= Provincial Airways =

British airline

Provincial Airways was a 1930s British airline that was formed in 1933 to operate a service between Croydon and the South West of England, the routes were never a success and the company closed at the end of 1935. The airlines main operating base was Croydon Airport. The managing director was Flight-Lieutenant Harold Thomas, who was one of the pioneer pilots in the early cross-desert mail services and served in WW1 and WW2 in the Royal Air Force. On the board of directors was Air-Commodore P.F.M. Fellowes D.S.O who led the first expedition to fly over Mt. Everest.

==History==
The company was formed on 12 October 1933 when it took over the assets of International Airlines Limited. International Airlines had attempted to operate a Western Air Express route to carry mail between Croydon, Southampton, Portsmouth and Plymouth using two Monospar ST-4s but the venture failed.

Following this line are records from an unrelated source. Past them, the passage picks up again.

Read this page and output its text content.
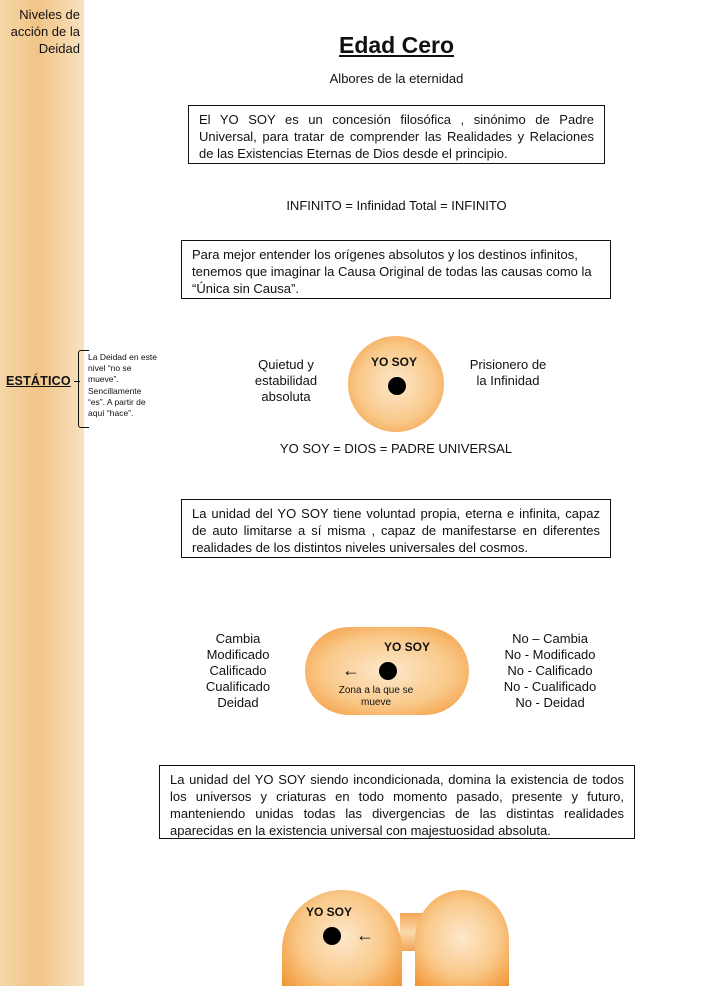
Niveles de acción de la Deidad
ESTÁTICO
La Deidad en este nivel “no se mueve”. Sencillamente “es”. A partir de aquí “hace”.
Edad Cero
Albores de la eternidad
El YO SOY es un concesión filosófica , sinónimo de Padre Universal, para tratar de comprender las Realidades y Relaciones de las Existencias Eternas de Dios desde el principio.
INFINITO = Infinidad Total = INFINITO
Para mejor entender los orígenes absolutos y los destinos infinitos, tenemos que imaginar la Causa Original de todas las causas como la “Única sin Causa”.
Quietud y estabilidad absoluta
YO SOY	Prisionero de la Infinidad
YO SOY = DIOS = PADRE UNIVERSAL
La unidad del YO SOY tiene voluntad propia, eterna e infinita, capaz de auto limitarse a sí misma , capaz de manifestarse en diferentes realidades de los distintos niveles universales del cosmos.
Cambia
Modificado
Calificado
Cualificado
Deidad
YO SOY
←
Zona a la que se mueve
No – Cambia
No - Modificado
No - Calificado
No - Cualificado
No - Deidad
La unidad del YO SOY siendo incondicionada, domina la existencia de todos los universos y criaturas en todo momento pasado, presente y futuro, manteniendo unidas todas las divergencias de las distintas realidades aparecidas en la existencia universal con majestuosidad absoluta.
YO SOY
←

Provincial were to operate a similar route carrying mail, but in the end only two flights from Croydon to Plymouth with a stop at Southamton and return in November 1933 using De Havilland Fox Moths were carried out. In March 1934 they began a weekday service on the London to Plymouth route still using the Fox Moth which was replaced by the larger De Havilland Dragon in May. By 1935 they were flying a twice-daily service between Croydon and Penzance with stops at Portsmouth, Southampton, Bournemouth, Torquay and Plymouth. In February a new route was started between Plymouth and Hull. But the routes were not a financial success and the company closed on 10 December 1935.